11/28/2011 10:24 am ET Updated Jan 28, 2012

Untranslatable Too

Walt Whitman is by turns comforting and disturbing me today. It's why I sought him out. I'm overdue for a good cage rattling. Time to tip myself sideways and reexamine the landscape.

So, I sent my soul out to loaf on the metaphorical grass with instructions to listen for the password primeval, knowing that footsteps of my mind and the beatings of my own heart are all that will sound. Sure enough, the echoes came from within. I caught my own thoughts dancing with words of wisdom from friends and relatives, and mixing with the lines of poems and songs that I carry like talismans. These collected scraps are the stories we tell ourselves. They are our master works, our personal legends. The secret lies in the listening. The gift is finding insight from both the spider's silken whisper and the wind whistling through the web.

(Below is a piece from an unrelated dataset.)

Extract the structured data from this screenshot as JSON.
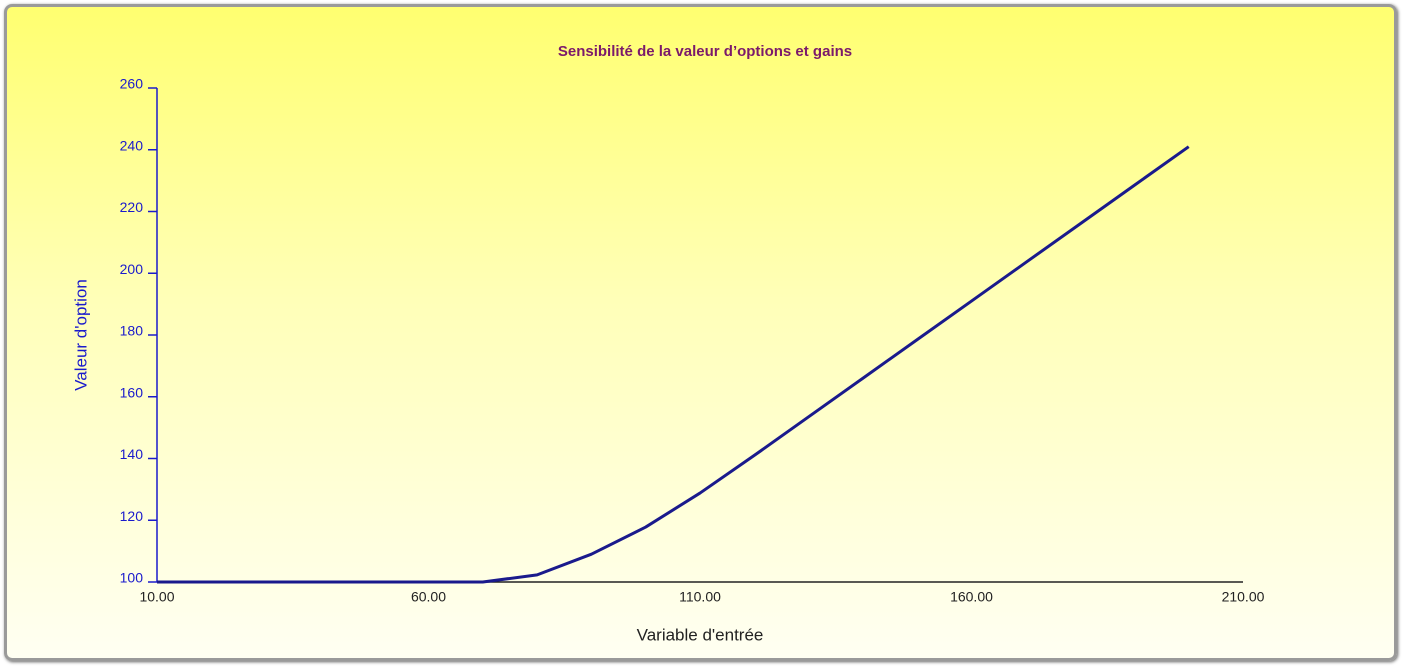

It'd be so much easier if the map of a life, the architecture of emotions, and the trajectory of action really did reveal themselves on stone tablets, in tea leaves, or etched onto our palms. We humans like answers. We like to think, even at the risk of overthinking. After all, what's the point of our highly touted capacity for reason if we can't pin a quandary to the mat and fix it's wings in place? But when is the butterfly more beautiful -- in free flight or sprawled on Styrofoam?

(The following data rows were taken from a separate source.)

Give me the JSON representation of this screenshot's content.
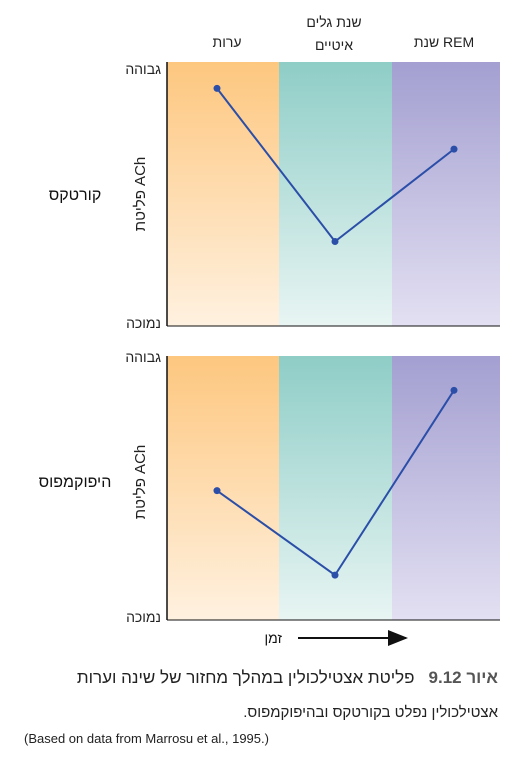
{
  "stages": [
    "ערות",
    "שנת גלים",
    "איטיים",
    "שנת REM"
  ],
  "y_high_label": "גבוהה",
  "y_low_label": "נמוכה",
  "ylabel": "פליטת ACh",
  "x_axis_label": "זמן",
  "colors": {
    "wake": "#fdc77f",
    "sws": "#8fcdc7",
    "rem": "#a39fd1",
    "line": "#2b4ea8"
  },
  "caption": {
    "figure_number": "איור 9.12",
    "title": "פליטת אצטילכולין במהלך מחזור של שינה וערות",
    "subtitle": "אצטילכולין נפלט בקורטקס ובהיפוקמפוס.",
    "source": "(Based on data from Marrosu et al., 1995.)"
  },
  "chart_data": [
    {
      "type": "line",
      "panel_label": "קורטקס",
      "categories": [
        "ערות",
        "שנת גלים איטיים",
        "שנת REM"
      ],
      "values": [
        0.9,
        0.32,
        0.67
      ],
      "ylim": [
        0,
        1
      ]
    },
    {
      "type": "line",
      "panel_label": "היפוקמפוס",
      "categories": [
        "ערות",
        "שנת גלים איטיים",
        "שנת REM"
      ],
      "values": [
        0.49,
        0.17,
        0.87
      ],
      "ylim": [
        0,
        1
      ]
    }
  ]
}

I find that the echoes in my head are leery of logic. They resist reasoning. There are no "right answers" to the Who, What, Where, When, Why, and How of life's decisions. Formulas fracture in the bright light of day. Our personal legends are notes to self, not prophesies. This is liberating and terrifying. It's much easier, indeed ,to follow a rulebook. But somewhere between the paralysis of freedom-induced fear and the chains of rational determinism, I'm finding rest in the still point of irresolution.

Somehow, I find myself suspended between two very different gravitational forces.

On the one side, a yogic acceptance, which has learned to resist the urge to alter things -- circumstances, inquiries, other people, myself -- through force. Calm comes from mastering one's own reactions. In other words, happiness and suffering are internal decisions, not external absolutes. The choice is ours.

On the other side, a visceral intensity that dwells in duende, the darkly mysterious primal goad to creative acts, keenly described by Federico García Lorca. This is the demon of soulful discomfort, which tears at the fabric of what I am or was or should be. It is the screaming yawl that I want to let run rampant through my chambers, scratching the walls for trap doors and hidden passages. For how will I make anything meaningful, if I don't allow myself to fear its destruction or loss?

Serenity and longing. Are they really opposites? Love and pain, can they ever be estranged? If, like Depeche Mode, you despise that throwaway feeling of disposable fun, then this is the one. Life. You are the master. You are the servant.

Do I contradict myself?
Very well then I contradict myself,
(I am large, I contain multitudes.)

excerpt Walt Whitman, "Song of Myself."